Le Plan de Continuité des Activités

Le Plan de Continuité des Activités

Publié le 10 mai 2021

Avec la crise sanitaire ou en raison des changements climatiques, peut-être que vous vous êtes posé la question de mettre en place une procédure pour poursuivre vos activités si elles venaient à être impactées ? Cet article est alors fait pour vous et vous permettra d’obtenir quelques éléments de réponse.

Retenir l’essentiel

Un PCA ou Plan de Continuité des Activités, est un plan de maintien des opérations critiques d’une entreprise en cas de perturbation ou d’interruption de ses activités dues à des évènements majeurs. Bien qu’il soit utopique de chercher à tout prévoir et à tout maîtriser, une entreprise se doit d’anticiper les situations imprévues telles que les pandémies, inondations, incendies, attentats, cyberattaques, pannes majeures, grèves des transports, etc.

Le Plan de Continuité des Activités répond à cet objectif d’anticipation. Il n’est pas obligatoire hormis pour les OIV (Opérateurs d’Importance Vitale, pour lesquels nous reviendrons dessus un peu plus bas), mais il est cependant fortement recommandé. Il fait partie intégrante de la politique de prévention des risques de l’entreprise, afin de garantir la continuité des activités lors de la survenue d’un sinistre. Mais pas seulement pour la continuité des activités, car il participe également à la prévention des risques professionnels, car si un événement impacte celle-ci, il y a de forte probabilité que cela impacte de manière collatérale les salariés. Comme un son homologue le document unique, il faudra le mettre à jour dès qu’un changement significatif interviendra ou alors de le mettre à jour tous les ans.

Cas particulier : les OIV

Un opérateur d’importance vitale (OIV) est, en France, une organisation identifiée par l’État comme ayant des activités indispensables à la survie de la nation ou dangereuses pour la population.

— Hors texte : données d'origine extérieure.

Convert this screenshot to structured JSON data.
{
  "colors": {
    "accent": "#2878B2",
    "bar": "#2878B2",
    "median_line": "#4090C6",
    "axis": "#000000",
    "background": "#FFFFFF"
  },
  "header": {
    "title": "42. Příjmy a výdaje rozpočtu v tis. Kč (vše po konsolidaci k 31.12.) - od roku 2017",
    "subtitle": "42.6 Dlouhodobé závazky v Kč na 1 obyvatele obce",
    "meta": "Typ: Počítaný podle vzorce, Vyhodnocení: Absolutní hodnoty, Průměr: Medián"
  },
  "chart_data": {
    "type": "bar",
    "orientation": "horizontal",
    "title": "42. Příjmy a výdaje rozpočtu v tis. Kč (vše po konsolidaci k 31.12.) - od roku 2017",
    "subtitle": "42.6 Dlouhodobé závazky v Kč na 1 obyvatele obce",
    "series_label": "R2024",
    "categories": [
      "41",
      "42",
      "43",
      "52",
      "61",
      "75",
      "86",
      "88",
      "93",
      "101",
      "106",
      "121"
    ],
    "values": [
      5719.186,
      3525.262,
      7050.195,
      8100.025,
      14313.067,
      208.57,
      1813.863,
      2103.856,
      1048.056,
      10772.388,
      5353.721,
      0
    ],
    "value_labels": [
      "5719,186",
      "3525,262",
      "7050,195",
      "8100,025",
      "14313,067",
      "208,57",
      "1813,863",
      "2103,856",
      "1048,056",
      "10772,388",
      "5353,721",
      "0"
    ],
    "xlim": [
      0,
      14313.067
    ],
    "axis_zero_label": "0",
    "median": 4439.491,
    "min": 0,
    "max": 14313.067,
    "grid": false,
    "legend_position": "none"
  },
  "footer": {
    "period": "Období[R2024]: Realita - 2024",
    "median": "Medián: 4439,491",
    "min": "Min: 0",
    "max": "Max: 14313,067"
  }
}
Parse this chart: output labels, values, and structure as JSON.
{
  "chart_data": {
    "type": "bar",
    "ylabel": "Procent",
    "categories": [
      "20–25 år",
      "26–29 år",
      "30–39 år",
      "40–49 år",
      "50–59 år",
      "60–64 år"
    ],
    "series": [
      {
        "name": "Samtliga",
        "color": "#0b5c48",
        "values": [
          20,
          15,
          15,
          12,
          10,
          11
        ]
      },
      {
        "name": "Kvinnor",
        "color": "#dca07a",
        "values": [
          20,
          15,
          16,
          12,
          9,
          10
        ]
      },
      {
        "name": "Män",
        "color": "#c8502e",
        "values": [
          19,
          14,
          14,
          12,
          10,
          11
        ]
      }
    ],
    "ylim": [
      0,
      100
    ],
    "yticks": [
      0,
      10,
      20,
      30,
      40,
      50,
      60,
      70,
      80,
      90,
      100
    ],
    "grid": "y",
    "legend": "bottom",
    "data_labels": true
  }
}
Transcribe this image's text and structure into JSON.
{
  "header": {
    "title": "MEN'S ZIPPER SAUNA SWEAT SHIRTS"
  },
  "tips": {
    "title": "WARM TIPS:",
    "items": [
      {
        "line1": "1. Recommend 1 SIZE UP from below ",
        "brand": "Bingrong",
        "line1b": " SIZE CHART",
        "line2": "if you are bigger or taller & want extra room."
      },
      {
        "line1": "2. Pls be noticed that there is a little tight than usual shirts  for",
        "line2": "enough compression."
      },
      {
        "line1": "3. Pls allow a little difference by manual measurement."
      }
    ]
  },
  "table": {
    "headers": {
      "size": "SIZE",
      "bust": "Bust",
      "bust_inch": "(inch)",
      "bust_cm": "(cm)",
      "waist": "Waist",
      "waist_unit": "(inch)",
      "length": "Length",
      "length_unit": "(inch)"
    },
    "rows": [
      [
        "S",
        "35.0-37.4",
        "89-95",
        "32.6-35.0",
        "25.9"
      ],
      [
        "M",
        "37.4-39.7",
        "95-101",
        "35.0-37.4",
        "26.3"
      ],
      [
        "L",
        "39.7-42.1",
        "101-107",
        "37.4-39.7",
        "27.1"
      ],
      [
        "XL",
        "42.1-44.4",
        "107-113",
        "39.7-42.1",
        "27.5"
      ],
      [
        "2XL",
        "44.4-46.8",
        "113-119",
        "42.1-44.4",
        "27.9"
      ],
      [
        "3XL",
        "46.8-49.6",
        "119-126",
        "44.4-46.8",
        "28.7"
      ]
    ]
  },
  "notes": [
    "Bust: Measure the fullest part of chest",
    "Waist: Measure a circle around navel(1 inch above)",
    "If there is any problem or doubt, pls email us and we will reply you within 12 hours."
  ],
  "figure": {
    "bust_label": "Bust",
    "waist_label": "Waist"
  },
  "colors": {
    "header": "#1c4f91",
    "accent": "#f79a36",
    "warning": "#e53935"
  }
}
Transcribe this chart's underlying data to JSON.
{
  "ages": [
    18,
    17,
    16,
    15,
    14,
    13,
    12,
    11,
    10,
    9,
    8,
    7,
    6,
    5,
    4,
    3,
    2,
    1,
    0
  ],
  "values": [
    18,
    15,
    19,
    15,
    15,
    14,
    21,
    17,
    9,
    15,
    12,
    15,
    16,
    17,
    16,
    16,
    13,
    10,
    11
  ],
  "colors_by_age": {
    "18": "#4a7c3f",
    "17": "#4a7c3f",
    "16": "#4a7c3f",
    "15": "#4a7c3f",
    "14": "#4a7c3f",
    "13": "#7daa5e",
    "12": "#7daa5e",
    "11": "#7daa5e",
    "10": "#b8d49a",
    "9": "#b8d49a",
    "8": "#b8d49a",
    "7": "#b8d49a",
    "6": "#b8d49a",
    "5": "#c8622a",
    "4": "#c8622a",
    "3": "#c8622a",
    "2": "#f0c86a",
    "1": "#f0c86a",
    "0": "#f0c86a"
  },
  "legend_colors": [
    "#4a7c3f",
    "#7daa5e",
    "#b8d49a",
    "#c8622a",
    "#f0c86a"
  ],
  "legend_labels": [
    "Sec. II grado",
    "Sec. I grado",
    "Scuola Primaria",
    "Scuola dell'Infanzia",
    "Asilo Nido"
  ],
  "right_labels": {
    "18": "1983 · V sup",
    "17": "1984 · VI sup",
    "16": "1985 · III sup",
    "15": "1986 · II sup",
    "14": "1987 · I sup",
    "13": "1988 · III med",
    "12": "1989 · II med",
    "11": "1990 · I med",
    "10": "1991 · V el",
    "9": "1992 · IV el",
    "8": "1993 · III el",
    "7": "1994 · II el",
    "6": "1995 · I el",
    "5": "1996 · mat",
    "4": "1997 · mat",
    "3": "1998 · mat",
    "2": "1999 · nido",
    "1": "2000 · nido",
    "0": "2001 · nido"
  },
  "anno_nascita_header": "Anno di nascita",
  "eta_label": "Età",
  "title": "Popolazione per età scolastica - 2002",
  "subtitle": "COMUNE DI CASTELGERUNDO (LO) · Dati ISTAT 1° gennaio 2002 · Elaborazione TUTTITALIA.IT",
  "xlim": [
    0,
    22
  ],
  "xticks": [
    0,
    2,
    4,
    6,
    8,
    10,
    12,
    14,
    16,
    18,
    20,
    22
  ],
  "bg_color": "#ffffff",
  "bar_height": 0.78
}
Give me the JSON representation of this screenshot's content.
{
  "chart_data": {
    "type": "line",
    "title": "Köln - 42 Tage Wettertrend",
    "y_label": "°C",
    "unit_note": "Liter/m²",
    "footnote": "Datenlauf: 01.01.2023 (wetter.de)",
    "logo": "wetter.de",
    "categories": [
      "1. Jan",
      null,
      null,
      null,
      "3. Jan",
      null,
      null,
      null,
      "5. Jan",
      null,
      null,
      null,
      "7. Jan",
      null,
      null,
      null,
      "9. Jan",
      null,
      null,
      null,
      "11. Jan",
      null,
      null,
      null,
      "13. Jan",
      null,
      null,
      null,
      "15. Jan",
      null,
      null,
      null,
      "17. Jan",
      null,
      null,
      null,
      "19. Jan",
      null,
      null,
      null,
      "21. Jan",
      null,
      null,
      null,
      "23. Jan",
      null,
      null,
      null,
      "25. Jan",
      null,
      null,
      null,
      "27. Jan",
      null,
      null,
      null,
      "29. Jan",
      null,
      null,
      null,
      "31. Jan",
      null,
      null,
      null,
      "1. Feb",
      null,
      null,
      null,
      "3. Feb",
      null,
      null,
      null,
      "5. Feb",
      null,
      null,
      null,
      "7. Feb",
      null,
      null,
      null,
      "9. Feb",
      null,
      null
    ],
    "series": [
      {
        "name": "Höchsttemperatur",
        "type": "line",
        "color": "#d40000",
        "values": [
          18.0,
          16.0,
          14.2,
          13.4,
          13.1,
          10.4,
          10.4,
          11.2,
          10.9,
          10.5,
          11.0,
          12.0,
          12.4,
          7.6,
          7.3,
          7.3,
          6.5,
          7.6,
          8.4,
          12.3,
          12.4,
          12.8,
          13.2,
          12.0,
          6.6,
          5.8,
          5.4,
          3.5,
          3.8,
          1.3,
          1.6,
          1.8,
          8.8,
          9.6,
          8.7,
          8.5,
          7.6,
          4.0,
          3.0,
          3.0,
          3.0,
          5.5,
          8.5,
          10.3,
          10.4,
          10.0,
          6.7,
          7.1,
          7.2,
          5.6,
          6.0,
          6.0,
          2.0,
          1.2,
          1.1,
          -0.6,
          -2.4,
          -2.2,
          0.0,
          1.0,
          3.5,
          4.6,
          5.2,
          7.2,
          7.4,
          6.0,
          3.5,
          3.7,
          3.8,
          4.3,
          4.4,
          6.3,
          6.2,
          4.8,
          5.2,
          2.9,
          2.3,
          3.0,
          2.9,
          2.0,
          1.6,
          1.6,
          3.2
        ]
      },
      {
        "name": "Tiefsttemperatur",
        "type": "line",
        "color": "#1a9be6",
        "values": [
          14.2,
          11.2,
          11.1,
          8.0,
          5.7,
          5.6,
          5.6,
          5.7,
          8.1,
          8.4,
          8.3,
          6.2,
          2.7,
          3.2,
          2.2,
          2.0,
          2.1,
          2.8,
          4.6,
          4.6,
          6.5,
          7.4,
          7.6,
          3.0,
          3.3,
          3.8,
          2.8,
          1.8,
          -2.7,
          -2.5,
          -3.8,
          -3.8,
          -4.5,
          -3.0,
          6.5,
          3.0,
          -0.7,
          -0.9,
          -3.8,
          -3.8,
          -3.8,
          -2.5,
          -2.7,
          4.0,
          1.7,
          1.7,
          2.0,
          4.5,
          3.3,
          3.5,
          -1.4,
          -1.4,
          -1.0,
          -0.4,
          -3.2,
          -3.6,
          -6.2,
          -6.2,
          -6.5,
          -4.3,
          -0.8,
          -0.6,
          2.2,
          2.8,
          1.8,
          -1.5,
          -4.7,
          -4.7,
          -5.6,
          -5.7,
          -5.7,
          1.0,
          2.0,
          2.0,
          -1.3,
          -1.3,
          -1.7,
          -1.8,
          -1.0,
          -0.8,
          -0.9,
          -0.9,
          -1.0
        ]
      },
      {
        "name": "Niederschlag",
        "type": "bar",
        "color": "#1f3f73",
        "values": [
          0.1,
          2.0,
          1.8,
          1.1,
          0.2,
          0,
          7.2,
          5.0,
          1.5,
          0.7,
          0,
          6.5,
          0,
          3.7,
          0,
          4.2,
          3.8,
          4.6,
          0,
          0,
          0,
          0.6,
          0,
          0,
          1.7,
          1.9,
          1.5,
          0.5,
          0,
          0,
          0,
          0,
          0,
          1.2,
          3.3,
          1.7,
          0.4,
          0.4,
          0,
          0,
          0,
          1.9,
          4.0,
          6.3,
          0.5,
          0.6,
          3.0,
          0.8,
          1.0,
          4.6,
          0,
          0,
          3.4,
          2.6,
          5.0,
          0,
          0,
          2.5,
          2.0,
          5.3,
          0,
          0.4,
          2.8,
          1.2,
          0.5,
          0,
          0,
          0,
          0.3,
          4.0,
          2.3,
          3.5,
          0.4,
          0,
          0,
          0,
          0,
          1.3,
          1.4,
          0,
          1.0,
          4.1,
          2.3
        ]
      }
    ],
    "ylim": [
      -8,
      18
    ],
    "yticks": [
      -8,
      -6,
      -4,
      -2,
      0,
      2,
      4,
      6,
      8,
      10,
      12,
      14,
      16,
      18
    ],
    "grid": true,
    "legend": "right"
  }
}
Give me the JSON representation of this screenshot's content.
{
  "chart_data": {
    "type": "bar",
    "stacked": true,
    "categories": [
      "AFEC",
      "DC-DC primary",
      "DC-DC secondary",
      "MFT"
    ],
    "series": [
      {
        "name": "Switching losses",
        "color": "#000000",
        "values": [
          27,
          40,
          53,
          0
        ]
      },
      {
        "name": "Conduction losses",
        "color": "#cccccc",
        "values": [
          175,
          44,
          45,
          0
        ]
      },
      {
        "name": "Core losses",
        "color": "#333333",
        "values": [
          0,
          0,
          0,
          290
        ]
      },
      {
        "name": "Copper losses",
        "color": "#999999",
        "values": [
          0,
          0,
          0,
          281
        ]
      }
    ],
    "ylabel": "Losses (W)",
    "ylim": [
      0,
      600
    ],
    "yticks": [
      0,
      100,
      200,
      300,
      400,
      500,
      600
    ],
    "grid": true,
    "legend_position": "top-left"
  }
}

Il y en a environ 250 dans 12 secteurs d’activité.

Le SGDSN (Secrétariat Général de la Défense et de la Sécurité Nationale) a lancé en 2013 un processus de révision des directives nationales de sécurité. L’un de ses objectifs est d’adopter une approche tous risques afin d’inciter les opérateurs à se préparer à faire face à toutes sortes de crises susceptibles d’affecter leur personnel, leurs locaux, leurs réseaux et leurs installations de production en élaborant des plans de continuité d’activité (PCA). C’est une obligation dans ce cas précis.

Aides à la réalisation d’un PCA

Ce guide du SGDSN vous permettra de vous aider dans la réalisation d’un PCA.

Pour être toujours plus compétitif vis-à-vis des parties intéressées, une norme ISO (International Organization for Standardization) existe, c’est la ISO 22301 – Sécurité et résilience – Systèmes de management de la continuité d’activité, celle-ci n’est généralement pas un prérequis, mais le climat actuel aurait tendance à privilégier l’utilité de se faire certifier.

Ce schéma ci-après permet de synthétiser la méthode d’organisation à effectuer :

Pour conclure

La mise en place d’un PCA est une démarche chronophage, mais n’est pas une décision dénuée de sens, au contraire. Ainsi, pour mettre toutes les chances de votre côté, il sera alors important de détacher une ou plusieurs personnes à cette tâche et de collaborer auprès de partenaires et entreprises ayant de l’expérience sur ce sujet.

Dans le cas où vous auriez des prestataires, il est important de s’assurer que ces derniers puissent également en disposer d’un, afin de ne pas perturber les missions qu’ils occupent. Il faudra alors désigner une personne de votre entreprise qui sera en étroite relation avec eux.

Il ne sera pas la seule réponse en cas de crise et ne fera pas des miracles, mais il sera un premier élément de réponse le jour où vous devrez le déclencher.